Hi everyone!
I'm back with an update:
@Tony has given the OK to post the link to the web app I made!
You can find ScribbleHub Explorer here: https://sh-explorer.streamlit.app/
Please note that this is still an early beta, so expect crashes, bugs, and inconsistent behavior. Also, the dataset is from the end of January/early February, so it is not updated with the latest information. Also note, that the AI recommendations are not at its best due to the poor dataset that it was trained on.
Since
@Tony asked me to stop scraping, I've been thinking of ways to get the required novel data and reading lists without scraping from ScribbleHub. Then, it struck me that I don't have to scrape ScribbleHub, since someone else is already doing so on ScribbleHub's request - Google! Every time Google visits ScribbleHub (which is quite often), they save a copy of the page that they visited and make it available as a cached page. This means I can simply adapt what I've made to crawl Google's cached pages instead of ScribbleHub.
The next problem is regarding users' reading lists. As I mentioned in my opening post, reading lists are fundamental in terms of training the AI. Although I have some rudimentary data that I can use, it is not optimal. Since I can no longer scrape ScribbleHub, I've thought of a few ways to get around this:
- When users want a recommendation, they'll first have to enter their reading list. For users with many novels in the reading list, this might not be sustainable, so I thought of making it possible to copy-paste the reading list's RSS feed into an input box. However, the RSS feed is limited to 25 items, which means that novels that update less regularly won't be included.
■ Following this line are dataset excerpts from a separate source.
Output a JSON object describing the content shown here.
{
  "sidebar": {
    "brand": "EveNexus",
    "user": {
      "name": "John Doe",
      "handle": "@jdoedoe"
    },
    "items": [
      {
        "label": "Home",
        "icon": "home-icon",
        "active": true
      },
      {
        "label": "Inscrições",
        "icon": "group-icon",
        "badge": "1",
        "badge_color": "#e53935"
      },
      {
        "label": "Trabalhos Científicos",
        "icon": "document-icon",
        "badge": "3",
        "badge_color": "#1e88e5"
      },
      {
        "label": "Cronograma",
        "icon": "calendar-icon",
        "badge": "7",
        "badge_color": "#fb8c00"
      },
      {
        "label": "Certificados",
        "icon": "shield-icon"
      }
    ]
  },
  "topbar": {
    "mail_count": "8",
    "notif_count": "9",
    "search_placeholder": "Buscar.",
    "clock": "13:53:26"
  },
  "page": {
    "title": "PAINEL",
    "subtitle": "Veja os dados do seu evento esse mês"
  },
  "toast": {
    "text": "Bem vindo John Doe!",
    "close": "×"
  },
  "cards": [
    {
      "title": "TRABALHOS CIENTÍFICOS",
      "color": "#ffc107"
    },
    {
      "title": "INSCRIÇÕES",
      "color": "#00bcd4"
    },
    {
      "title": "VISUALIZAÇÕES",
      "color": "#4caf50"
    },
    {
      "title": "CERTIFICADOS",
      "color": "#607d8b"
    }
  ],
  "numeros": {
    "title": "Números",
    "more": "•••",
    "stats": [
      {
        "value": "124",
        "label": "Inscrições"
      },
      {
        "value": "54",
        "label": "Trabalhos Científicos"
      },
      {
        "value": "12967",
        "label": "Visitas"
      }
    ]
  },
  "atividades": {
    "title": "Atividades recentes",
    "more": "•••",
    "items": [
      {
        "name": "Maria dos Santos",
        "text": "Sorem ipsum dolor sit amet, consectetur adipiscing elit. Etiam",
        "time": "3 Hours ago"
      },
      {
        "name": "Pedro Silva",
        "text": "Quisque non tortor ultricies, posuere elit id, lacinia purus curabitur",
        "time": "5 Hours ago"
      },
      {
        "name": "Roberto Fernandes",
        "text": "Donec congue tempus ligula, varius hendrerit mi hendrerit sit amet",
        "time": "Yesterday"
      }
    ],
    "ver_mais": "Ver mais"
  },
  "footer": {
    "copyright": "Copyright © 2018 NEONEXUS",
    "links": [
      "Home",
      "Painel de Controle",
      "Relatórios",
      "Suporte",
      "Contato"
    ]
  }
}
- Copy-paste the raw text of the reading list. The advantage here is that you'll get everything in the reading list, but it is also more error-prone. What if users do not copy-paste correctly? There are also instances of novels with duplicate titles, so you'll need to make a 1-to-1 comparison between a novel's title.
- Copy-paste the page source. This would be a better option, but it's also dependent on the user's skill. Not many people would know how to correctly view the page source of their reading list.
Since I cannot directly retrieve the user's reading list, I'll also have to figure out a way to save the input data, which means opening up a whole other can of worms. I'll need to figure out user registration, how to save users' reading lists to a database, how users can sync or update their reading lists with ScribbleHub, and so on.
A much more preferred option would be if ScribbleHub could offer an RSS feed of a user's entire reading list (not the latest chapter release, but of which novels are on the reading list). This would make it easier to retrieve the latest novels.
Another way would be to get approval from Tony/ScribbleHub to access users' reading lists and retrieve the necessary data upon user request. This would be different from the broad web-scraping that I did before, as it would only request data from the ScribbleHub servers when users requested it.
The ideal scenario would be for Tony/ScribbleHub to make an API available - one where you could access a novel index, novel information, public users, and public reading lists. Of course, such an API should be protected with an API key. I don't know if this is at all feasible, and it would depend solely on Tony.
Please let me know what you think, and feel free to give me some feedback on the web app!
Edit: Changed the post title, as I'm now looking for feedback :)